The application also asks you to list the permits and permissions required for the proposed project, with the estimated dates by which you expect to secure them. However, please do not submit these documents with your application. If your application is successful, we will request copies of all relevant materials when we notify you of your award.
Applications must be in English. Applicants must submit all forms and other required materials online. If you don’t have adequate internet access to use our system, please contact us at least 1 week before the deadline and we’ll help arrange an alternative method. The online portal opens for applications 2 months before the application deadline.
Before submitting your application, please refer to the U.S. tax information on our website. Non-U.S. applicants should read the information on visa requirements for non-U.S. citizens present or coming to the U.S. as part of their project.
The Foundation requires successful applicants to comply with all U.S. laws. These include but are not limited to regulations governed by the U.S. Department of the Treasury’s Office of Foreign Assets Control (OFAC), which administers U.S. government sanctions programs and regulations relating to the Specially Designated Nationals and Blocked Persons List (SDN List). Please see the OFAC Guidelines page on our website and consult the U.S. Department of the Treasury for more information.

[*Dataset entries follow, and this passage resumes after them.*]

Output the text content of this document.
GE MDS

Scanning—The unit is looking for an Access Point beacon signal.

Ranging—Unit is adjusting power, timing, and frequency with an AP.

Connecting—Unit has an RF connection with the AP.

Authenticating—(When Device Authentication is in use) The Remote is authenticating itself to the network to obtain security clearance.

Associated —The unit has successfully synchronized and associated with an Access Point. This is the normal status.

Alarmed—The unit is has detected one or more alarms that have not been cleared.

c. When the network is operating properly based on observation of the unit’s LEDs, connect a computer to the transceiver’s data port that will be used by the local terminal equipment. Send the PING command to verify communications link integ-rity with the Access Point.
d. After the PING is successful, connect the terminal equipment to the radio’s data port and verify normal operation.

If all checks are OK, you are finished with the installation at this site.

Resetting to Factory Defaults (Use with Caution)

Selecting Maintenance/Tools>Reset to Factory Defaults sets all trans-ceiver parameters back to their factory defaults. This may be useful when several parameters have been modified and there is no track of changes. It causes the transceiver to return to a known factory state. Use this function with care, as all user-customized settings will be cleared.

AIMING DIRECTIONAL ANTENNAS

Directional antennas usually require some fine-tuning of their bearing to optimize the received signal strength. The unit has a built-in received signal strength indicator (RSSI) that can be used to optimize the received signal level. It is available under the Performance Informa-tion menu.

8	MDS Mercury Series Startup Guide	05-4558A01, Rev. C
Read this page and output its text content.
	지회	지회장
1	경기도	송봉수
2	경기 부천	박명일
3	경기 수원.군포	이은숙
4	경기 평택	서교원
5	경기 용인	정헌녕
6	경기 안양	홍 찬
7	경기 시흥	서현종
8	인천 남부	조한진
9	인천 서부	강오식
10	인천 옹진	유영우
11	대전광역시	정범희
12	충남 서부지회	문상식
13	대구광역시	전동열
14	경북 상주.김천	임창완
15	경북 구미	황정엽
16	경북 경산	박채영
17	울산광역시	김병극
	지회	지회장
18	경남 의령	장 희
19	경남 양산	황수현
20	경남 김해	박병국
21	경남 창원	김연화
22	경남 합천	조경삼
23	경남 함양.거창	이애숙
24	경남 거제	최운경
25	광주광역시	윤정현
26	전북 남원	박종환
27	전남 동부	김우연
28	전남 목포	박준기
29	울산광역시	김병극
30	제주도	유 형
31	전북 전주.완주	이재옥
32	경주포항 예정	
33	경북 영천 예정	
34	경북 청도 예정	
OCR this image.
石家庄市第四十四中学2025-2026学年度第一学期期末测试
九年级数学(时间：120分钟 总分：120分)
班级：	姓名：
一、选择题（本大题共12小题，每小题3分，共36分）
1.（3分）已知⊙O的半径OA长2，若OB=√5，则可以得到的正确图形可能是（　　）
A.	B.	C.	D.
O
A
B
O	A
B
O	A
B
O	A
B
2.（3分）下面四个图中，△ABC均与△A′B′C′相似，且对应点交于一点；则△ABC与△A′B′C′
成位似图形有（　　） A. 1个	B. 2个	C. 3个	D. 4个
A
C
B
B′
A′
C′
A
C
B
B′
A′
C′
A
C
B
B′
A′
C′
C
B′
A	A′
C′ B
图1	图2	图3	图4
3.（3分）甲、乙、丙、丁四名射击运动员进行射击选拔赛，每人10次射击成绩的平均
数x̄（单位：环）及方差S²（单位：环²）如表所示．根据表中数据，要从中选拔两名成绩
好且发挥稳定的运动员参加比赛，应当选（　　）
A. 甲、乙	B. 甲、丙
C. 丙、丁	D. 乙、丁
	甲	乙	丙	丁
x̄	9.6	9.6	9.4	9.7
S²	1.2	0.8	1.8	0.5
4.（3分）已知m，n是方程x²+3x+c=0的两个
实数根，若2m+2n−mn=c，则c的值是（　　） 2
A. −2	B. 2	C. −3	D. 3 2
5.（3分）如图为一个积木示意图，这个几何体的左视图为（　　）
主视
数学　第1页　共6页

In compliance with OFAC regulations, the Foundation requires special documentation for projects located in Cuba, Iran, North Korea, Syria, Venezuela, Crimea (including Sevastopol), the Donetsk People’s Republic and Luhansk People’s Republic regions of Ukraine, and Russia. The Foundation does not require this documentation at the application stage, but we must receive it before we can release funds.
Please do not send any other materials beyond what the application requests. Do not send transcripts, letters of reference, manuscripts, publications, photographs, or recordings. We will not use this material in the review process, and we cannot return it to you.